Recovering Multiple Fractional Orders in Time-Fractional Diffusion in an Unknown Medium

TL;DR

This paper addresses the inverse problem of uniquely recovering multiple fractional orders and their weights in a time-fractional diffusion model from boundary data, without full knowledge of the medium, using analytical and numerical methods.

Contribution

It proves the unique recovery of fractional orders and weights without requiring detailed medium information and proposes a numerical fitting procedure for practical parameter estimation.

Findings

Successful numerical recovery of fractional orders from boundary data.

Proof of uniqueness for the inverse problem.

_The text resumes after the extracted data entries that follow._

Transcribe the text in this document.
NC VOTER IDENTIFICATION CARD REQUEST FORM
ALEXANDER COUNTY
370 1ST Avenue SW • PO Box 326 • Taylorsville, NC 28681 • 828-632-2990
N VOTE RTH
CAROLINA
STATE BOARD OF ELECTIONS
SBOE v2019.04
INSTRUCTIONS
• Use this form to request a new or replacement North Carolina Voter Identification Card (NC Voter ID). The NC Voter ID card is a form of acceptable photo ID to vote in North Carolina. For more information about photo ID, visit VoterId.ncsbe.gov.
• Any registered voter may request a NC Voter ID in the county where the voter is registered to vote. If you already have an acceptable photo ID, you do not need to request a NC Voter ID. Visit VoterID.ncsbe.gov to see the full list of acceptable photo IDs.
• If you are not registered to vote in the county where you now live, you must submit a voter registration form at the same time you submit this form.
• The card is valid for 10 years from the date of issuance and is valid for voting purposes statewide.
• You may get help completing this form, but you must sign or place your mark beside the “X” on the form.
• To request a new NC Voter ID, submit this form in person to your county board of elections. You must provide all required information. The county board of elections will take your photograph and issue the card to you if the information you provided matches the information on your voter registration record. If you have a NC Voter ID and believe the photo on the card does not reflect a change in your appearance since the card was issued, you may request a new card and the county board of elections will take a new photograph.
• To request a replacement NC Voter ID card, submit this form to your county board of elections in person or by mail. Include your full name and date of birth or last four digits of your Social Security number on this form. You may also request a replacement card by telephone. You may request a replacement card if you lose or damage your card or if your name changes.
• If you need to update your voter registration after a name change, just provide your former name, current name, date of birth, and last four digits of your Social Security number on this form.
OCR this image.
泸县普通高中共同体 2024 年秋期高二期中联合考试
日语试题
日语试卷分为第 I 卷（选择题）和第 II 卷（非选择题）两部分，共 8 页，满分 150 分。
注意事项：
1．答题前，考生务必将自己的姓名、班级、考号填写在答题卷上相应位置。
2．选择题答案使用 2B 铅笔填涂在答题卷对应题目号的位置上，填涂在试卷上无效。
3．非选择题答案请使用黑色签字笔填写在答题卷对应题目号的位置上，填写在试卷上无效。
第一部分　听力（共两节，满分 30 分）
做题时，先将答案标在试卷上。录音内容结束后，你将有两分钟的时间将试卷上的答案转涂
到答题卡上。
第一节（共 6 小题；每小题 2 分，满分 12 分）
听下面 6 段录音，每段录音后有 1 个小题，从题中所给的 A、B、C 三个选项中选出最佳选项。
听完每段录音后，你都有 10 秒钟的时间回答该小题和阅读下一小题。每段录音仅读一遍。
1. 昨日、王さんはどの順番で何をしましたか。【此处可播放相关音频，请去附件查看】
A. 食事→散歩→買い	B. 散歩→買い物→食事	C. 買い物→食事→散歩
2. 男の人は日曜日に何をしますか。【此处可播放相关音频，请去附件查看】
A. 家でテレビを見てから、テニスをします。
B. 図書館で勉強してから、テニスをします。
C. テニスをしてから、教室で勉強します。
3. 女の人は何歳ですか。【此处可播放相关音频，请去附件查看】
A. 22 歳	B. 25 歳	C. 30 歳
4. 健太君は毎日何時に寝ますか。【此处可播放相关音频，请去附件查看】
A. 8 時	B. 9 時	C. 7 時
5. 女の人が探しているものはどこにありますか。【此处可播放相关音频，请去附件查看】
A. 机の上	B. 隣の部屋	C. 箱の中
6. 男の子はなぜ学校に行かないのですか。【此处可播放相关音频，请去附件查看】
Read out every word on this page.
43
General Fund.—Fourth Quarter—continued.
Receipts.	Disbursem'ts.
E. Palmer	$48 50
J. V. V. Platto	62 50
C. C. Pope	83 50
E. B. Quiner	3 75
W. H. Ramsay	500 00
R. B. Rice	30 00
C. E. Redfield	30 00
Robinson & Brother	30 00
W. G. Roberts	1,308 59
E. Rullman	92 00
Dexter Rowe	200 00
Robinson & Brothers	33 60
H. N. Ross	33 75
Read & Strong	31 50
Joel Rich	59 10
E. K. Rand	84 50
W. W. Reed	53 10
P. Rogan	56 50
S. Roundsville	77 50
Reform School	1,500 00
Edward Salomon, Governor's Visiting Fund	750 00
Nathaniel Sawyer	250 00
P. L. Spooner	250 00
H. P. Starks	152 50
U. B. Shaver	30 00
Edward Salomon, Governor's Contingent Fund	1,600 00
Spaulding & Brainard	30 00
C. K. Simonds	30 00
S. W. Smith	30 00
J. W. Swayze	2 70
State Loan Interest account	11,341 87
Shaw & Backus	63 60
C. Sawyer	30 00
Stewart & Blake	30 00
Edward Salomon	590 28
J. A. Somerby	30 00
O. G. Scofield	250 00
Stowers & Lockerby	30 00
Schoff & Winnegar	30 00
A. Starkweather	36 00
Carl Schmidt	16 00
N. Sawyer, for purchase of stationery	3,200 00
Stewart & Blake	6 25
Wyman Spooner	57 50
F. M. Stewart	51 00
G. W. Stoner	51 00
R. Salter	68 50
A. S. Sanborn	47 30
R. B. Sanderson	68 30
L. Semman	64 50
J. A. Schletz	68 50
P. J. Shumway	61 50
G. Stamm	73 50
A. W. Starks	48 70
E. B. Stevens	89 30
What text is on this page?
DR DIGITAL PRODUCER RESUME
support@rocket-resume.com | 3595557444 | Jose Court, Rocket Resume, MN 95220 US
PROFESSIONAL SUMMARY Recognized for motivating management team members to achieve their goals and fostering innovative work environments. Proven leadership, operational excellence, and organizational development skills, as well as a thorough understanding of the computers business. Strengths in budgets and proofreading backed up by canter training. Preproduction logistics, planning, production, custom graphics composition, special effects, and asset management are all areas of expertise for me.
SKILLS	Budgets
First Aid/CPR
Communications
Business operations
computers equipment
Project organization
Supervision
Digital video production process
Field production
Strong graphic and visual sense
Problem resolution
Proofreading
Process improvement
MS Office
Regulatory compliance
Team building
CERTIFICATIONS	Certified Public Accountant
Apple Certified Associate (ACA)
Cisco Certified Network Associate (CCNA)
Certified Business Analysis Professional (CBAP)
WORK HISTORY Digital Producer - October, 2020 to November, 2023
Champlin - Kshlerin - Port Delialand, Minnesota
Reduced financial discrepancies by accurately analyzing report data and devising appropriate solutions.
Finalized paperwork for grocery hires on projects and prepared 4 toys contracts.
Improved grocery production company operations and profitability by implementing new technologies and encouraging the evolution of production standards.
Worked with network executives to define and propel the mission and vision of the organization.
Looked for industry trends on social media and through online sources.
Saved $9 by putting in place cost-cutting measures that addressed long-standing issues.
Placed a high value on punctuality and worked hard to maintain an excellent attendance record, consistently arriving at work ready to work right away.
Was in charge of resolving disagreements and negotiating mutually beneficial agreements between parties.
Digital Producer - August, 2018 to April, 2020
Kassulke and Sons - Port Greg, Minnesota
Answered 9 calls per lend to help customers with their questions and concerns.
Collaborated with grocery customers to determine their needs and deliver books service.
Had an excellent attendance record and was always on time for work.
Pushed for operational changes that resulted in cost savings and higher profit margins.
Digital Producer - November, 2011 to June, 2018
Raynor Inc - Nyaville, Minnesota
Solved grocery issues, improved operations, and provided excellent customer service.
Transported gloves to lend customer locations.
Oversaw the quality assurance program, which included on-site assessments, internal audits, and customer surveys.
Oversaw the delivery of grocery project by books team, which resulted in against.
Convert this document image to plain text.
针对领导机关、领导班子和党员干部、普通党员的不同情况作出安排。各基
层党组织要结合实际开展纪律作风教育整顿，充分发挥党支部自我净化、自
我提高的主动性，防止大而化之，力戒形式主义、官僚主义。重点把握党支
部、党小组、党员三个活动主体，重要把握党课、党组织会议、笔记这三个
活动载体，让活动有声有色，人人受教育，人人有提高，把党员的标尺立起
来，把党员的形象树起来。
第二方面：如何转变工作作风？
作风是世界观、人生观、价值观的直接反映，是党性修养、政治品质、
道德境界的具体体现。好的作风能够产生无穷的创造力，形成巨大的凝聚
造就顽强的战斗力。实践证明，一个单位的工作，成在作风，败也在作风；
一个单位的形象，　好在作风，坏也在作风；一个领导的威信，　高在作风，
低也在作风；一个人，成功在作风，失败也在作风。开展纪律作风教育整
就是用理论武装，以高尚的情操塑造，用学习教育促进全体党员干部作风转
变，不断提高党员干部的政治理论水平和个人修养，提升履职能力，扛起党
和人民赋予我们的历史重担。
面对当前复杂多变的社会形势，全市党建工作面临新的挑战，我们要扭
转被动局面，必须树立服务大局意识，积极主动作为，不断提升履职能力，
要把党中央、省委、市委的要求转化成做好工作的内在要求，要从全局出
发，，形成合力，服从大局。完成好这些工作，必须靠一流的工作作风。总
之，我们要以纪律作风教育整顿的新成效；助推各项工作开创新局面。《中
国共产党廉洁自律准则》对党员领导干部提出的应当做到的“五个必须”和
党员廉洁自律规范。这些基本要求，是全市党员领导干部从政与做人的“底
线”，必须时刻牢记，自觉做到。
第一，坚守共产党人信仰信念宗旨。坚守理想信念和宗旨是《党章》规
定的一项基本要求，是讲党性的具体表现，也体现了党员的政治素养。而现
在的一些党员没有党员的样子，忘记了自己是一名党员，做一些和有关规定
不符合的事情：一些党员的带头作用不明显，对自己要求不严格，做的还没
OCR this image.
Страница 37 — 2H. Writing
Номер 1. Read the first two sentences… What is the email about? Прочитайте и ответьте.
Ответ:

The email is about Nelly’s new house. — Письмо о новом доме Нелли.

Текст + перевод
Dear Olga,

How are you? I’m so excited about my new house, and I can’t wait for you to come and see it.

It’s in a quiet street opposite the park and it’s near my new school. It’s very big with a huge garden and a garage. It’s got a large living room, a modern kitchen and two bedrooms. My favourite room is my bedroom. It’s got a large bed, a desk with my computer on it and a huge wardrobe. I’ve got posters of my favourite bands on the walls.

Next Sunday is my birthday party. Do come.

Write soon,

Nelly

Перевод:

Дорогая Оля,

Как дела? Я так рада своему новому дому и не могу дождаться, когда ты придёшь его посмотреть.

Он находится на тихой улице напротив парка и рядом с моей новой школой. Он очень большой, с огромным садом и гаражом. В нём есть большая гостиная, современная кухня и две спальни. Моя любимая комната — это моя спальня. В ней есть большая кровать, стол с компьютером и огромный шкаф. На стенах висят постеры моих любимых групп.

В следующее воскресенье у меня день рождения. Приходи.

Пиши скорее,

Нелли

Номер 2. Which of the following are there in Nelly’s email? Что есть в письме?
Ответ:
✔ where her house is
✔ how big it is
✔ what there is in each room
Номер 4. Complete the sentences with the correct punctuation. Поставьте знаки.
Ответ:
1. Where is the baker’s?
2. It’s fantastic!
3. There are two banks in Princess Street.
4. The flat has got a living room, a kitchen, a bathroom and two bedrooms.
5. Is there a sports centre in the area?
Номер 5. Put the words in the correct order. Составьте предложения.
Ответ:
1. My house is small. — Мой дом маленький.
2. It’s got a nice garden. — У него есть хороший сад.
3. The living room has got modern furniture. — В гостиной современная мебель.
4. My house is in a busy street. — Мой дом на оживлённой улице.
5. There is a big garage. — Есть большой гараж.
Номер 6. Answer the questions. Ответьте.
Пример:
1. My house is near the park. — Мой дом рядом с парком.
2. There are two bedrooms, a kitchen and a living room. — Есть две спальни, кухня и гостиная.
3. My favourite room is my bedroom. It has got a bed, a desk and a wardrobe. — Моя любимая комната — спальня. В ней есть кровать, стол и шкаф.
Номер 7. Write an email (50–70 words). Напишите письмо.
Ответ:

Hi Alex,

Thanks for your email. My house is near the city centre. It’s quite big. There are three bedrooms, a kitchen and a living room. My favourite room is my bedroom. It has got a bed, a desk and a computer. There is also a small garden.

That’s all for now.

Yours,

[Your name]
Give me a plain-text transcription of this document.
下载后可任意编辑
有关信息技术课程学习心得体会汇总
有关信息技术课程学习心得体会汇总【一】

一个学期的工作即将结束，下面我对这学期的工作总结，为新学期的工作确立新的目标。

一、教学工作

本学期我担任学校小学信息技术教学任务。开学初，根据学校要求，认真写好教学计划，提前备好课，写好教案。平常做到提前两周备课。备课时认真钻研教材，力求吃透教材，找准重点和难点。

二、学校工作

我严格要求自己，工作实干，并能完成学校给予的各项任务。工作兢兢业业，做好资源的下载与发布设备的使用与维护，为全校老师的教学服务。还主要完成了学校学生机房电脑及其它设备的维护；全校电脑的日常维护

Effective numerical method demonstrated with experiments.

Abstract

In this work, we investigate an inverse problem of recovering multiple orders in a time-fractional diffusion model from the data observed at one single point on the boundary. We prove the unique recovery of the orders together with their weights, which does not require a full knowledge of the domain or medium properties, e.g., diffusion and potential coefficients, initial condition and source in the model. The proof is based on Laplace transform and asymptotic expansion. Further, inspired by the analysis, we propose a numerical procedure for recovering these parameters based on a nonlinear least-squares fitting with either fractional polynomials or rational approximations as the model function, and provide numerical experiments to illustrate the approach for small time $t$.